Ich bin im »Goldenen Shakespeare« in der Nähe des Tower (sprich Tower) abgestiegen. So bin ich in der Nähe 126 des Congresses, welcher nunmehr in einem Saal des auswärtigen Amts zu verhindern sucht, daß Aegypten über den Charon fährt und ihm der letzte Orcus auf die Wange gedrückt wird.

Das arme Aegypten! Welche Citrone ist aus dem einst blühenden Lande geworden! Heute ist es verwüstet und – Embarras de pauverté – verschuldet, ein Spielball in der Hand der den Mond anrebellenden Propheten, und England setzt ihm seinen Zinsfuß auf den Nacken. Und nun tritt noch Frankreich als Quackdoctor hinzu, um dem Sterbenden vielleicht eine Ader oder gar das letzte Stündlein zu schlagen. Und umsonst sieht sich das Reich der Pharaonen nach einem Freunde um, welcher ihm Balsam unter die Arme gießt.
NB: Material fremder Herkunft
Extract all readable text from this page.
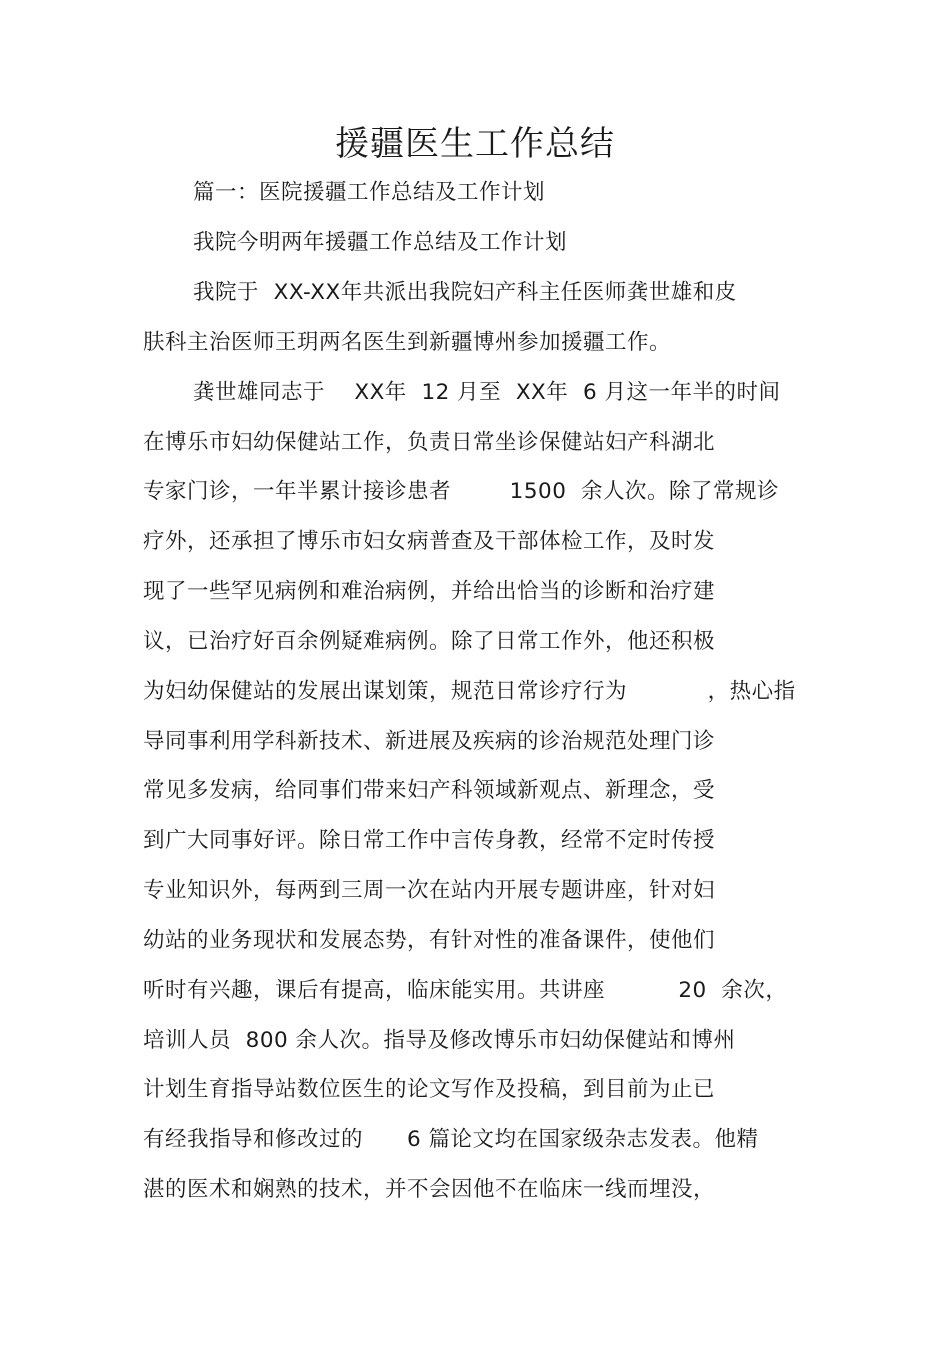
援疆医生工作总结
篇一：医院援疆工作总结及工作计划
我院今明两年援疆工作总结及工作计划
我院于  XX-XX年共派出我院妇产科主任医师龚世雄和皮
肤科主治医师王玥两名医生到新疆博州参加援疆工作。
龚世雄同志于    XX年  12 月至  XX年  6 月这一年半的时间
在博乐市妇幼保健站工作，负责日常坐诊保健站妇产科湖北
专家门诊，一年半累计接诊患者        1500  余人次。除了常规诊
疗外，还承担了博乐市妇女病普查及干部体检工作，及时发
现了一些罕见病例和难治病例，并给出恰当的诊断和治疗建
议，已治疗好百余例疑难病例。除了日常工作外，他还积极
为妇幼保健站的发展出谋划策，规范日常诊疗行为           ，热心指
导同事利用学科新技术、新进展及疾病的诊治规范处理门诊
常见多发病，给同事们带来妇产科领域新观点、新理念，受
到广大同事好评。除日常工作中言传身教，经常不定时传授
专业知识外，每两到三周一次在站内开展专题讲座，针对妇
幼站的业务现状和发展态势，有针对性的准备课件，使他们
听时有兴趣，课后有提高，临床能实用。共讲座          20  余次，
培训人员  800 余人次。指导及修改博乐市妇幼保健站和博州
计划生育指导站数位医生的论文写作及投稿，到目前为止已
有经我指导和修改过的      6 篇论文均在国家级杂志发表。他精
湛的医术和娴熟的技术，并不会因他不在临床一线而埋没，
Am Sonntag Nachmittag drei Uhr fand die erste Sitzung statt. Es herrschte ein starker Nebel, ein förmlicher Platznebel, daß man nicht die Brille vor den Augen sehen konnte und die Grillen nicht sicher waren, von sonst ganz vernünftigen Menschen gefangen zu werden. Das ist der Spleen (sprich Spleen). Man wird Hypochonder, man fühlt den Muth schwer werden, man griest den Gram und denkt daran, sich mit einem Stein um den Hals aufzuhängen. In dieser Stimmung sahen etliche Neugierige die Vertreter Europas anfahren, voran Musurus Pascha, der älteste Doyen des diplomatischen Corps, der einen Sommerfez trug. Ihm folgte der Vertreter Rußlands, Herr v. Staal, dann Waddington und die Grafen Münster und Karolyi. Griechenland ist durch 127 Mephistophokles, die Schweiz durch Werner Stauffacher, Dänemark durch Struensee, Schweden durch Ankarström, Holland durch v. Alba und Spanien durch den Marquis von Mondecar vertreten. Von den Uebrigen habe ich noch keinen gesehen. Die Sprache, in welcher die Verhandlungen geführt werden, steht noch nicht fest, da die Meisten das Englische nur gebrochen verstehen. Lord Granville eröffnete die erste Sitzung, in der es indeß zu Auseinandersetzungen noch nicht kam, die Herren saßen im Gegentheil am Schluß der Verhandlungen noch ziemlich eng zusammen.

Was wird werden?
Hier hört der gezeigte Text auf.